Allow only local users in nginx

The listen directive tells the operating system on what interface the web server binds itself. So, when you look at netstat -a after starting nginx, you will see that nginx listens only on 127.0.0.1 IP port 80, which means that the nginx server cannot be reached via any other interface.

Binding to a specific IP address works in a lower level in the actual network stack than the allow / deny directives inside nginx configuration.

This means that you don't need separate allow / deny directives inside your configuration with your use case, because the connections are limited lower in the network stack.

If you specify listen 80; only, and use allow / deny directives, then nginx will send a HTTP error code to the client, tellng that access is denied.

With the listen 127.0.0.1; case, the browser cannot connect to the server at all, because there is no TCP port open for the browser to connect to.

Let's say your network ID is 192.168.1.0, edit your conf file like so:

location / {
  # block one workstation
  deny    192.168.1.1;
  # allow anyone in 192.168.1.0/24
  allow   192.168.1.0/24;
  # drop rest of the world
  deny    all;
}

Please let me know how it works for you.

Edit #1:

Yes, the allow directive is a must according to the Official Nginx wiki.

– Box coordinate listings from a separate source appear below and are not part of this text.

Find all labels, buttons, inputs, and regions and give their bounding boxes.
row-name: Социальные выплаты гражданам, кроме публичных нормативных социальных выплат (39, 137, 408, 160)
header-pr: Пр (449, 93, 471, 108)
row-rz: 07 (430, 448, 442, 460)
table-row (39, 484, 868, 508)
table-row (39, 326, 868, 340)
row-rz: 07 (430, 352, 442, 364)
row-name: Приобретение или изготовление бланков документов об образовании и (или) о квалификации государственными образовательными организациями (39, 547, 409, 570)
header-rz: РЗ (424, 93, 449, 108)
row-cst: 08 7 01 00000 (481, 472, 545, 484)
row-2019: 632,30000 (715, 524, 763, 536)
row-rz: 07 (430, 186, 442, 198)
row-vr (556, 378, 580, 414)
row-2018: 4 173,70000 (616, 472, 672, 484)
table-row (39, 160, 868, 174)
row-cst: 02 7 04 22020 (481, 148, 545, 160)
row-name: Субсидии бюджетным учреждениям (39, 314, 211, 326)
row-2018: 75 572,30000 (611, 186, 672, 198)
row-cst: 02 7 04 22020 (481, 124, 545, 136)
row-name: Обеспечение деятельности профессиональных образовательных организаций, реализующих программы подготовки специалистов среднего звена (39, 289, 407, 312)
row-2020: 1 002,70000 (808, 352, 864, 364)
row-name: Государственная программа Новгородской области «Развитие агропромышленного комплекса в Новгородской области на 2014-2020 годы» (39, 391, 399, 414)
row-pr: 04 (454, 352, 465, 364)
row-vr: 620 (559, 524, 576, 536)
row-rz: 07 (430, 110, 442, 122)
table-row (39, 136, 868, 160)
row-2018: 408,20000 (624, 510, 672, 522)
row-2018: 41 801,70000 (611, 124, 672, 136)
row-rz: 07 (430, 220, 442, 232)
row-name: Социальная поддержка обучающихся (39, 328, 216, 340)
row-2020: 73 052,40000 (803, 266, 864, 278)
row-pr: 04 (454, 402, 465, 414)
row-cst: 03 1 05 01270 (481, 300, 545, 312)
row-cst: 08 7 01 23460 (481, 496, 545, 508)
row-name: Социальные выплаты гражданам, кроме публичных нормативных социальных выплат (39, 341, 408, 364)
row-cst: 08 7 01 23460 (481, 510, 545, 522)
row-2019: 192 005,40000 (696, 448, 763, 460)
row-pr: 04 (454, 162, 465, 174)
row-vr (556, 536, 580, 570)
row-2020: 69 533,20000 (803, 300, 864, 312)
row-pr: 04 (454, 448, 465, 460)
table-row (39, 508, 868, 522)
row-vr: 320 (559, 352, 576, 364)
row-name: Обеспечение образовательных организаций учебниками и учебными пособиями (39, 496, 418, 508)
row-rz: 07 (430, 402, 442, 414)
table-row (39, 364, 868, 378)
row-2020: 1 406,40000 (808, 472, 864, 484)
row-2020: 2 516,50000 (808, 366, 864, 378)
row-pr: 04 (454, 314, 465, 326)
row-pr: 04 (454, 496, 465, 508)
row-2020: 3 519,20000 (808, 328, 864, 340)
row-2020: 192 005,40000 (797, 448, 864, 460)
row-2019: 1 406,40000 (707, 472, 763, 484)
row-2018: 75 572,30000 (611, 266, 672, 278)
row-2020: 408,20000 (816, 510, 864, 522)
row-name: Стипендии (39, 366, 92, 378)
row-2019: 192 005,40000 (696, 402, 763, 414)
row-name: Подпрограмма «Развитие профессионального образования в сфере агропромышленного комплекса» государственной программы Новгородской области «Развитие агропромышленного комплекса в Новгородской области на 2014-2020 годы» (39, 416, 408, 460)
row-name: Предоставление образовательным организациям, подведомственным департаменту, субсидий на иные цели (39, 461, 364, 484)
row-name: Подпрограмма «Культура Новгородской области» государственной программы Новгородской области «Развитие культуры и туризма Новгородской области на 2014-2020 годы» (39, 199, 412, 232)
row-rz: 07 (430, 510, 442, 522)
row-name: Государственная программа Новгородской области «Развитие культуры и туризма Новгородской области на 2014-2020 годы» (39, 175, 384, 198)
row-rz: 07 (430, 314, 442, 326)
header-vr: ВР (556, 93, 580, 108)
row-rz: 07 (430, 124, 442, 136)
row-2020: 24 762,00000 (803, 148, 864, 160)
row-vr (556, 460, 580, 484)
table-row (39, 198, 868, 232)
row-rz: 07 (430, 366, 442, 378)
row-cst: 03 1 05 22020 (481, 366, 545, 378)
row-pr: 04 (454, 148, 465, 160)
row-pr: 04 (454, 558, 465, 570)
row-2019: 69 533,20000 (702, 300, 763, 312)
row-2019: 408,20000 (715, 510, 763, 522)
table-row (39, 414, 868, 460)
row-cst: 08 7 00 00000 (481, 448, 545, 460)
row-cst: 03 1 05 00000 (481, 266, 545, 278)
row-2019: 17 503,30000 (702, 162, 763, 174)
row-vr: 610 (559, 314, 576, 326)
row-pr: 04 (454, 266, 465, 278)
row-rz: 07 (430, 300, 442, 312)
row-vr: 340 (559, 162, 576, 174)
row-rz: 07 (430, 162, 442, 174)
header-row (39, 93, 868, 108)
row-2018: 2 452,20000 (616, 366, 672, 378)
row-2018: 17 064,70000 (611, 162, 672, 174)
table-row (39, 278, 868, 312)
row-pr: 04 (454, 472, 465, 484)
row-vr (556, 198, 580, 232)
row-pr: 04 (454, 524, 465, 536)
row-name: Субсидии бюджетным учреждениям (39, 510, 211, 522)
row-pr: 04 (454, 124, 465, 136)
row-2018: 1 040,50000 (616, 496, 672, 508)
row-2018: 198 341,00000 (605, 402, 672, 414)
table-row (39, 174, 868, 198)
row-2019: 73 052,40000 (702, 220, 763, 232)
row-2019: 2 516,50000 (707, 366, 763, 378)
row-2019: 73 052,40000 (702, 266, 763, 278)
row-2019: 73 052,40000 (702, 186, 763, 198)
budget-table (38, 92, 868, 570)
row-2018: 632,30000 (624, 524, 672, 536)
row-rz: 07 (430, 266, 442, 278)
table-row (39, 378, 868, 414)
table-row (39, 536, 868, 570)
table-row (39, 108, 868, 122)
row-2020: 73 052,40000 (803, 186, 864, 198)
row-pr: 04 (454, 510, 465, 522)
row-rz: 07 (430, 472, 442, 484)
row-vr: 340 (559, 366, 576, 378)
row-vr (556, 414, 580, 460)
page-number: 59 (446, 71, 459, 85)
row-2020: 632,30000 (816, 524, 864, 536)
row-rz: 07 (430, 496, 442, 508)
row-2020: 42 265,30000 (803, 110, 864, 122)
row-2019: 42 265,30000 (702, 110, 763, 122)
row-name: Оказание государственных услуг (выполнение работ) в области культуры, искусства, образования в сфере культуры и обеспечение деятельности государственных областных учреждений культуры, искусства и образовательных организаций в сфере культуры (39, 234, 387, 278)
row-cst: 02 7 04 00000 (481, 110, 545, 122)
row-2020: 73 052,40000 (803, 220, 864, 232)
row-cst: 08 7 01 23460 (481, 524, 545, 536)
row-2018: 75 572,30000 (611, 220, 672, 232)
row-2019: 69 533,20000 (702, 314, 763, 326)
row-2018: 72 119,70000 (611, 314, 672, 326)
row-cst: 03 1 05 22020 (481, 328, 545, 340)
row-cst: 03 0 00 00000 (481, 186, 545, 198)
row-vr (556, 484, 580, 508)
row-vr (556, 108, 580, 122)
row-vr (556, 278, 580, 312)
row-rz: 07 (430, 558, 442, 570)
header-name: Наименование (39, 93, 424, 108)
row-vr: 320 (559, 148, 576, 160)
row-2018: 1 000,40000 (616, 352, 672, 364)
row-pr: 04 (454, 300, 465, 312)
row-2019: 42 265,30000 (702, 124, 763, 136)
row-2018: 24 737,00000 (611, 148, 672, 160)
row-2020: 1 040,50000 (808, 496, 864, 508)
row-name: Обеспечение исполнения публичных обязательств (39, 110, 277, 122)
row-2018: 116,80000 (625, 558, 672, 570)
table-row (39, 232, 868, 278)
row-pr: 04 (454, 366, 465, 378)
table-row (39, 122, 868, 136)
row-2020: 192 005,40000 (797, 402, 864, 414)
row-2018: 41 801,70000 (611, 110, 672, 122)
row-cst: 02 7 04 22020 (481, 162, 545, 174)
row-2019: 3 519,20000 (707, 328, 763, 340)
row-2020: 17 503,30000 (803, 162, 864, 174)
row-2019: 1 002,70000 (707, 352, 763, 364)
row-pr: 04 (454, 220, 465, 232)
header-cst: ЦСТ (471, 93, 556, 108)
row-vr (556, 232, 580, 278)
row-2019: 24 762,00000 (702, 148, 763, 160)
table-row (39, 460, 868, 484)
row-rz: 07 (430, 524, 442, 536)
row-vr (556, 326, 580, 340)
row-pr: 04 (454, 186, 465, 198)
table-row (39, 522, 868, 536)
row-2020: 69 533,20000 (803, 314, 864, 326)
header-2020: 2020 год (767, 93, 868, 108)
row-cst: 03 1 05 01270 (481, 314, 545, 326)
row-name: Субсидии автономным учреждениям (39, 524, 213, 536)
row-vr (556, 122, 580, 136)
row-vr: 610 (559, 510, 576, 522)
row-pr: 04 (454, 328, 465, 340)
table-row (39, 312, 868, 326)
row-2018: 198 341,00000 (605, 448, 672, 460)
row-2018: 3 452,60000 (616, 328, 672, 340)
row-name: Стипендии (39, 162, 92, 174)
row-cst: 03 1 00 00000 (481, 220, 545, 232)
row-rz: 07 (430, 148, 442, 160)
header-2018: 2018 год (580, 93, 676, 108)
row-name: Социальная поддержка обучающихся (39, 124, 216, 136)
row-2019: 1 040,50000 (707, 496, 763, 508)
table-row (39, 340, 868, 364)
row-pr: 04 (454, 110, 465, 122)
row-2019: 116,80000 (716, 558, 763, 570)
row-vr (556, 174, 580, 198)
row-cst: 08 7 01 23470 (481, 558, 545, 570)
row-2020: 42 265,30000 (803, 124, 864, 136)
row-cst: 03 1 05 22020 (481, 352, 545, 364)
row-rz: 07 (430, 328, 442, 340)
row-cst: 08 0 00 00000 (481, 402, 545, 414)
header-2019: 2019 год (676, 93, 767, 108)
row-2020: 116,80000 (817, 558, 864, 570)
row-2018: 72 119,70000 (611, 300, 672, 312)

Their example is:

location / {
    allow 192.168.1.1/24;
    allow 127.0.0.1;
    deny 192.168.1.2;
    deny all;
}

I wanted to achieve the same functionality (allow only local users in nginx) and I figured out that I can do something simple like this:

server {
    listen 127.0.0.1:80;

    index index.html index.htm index.nginx-debian.html;

    location = /favicon.ico { access_log off; log_not_found off; }

    location /static/ {
        root /path/to/folder;
    }       

    location / {
        include proxy_params;
    }
}

This config file works fine for me, I am not using any allow directive, but only 127.0.0.1:80, and with that I am able to restrict nginx access to local users only!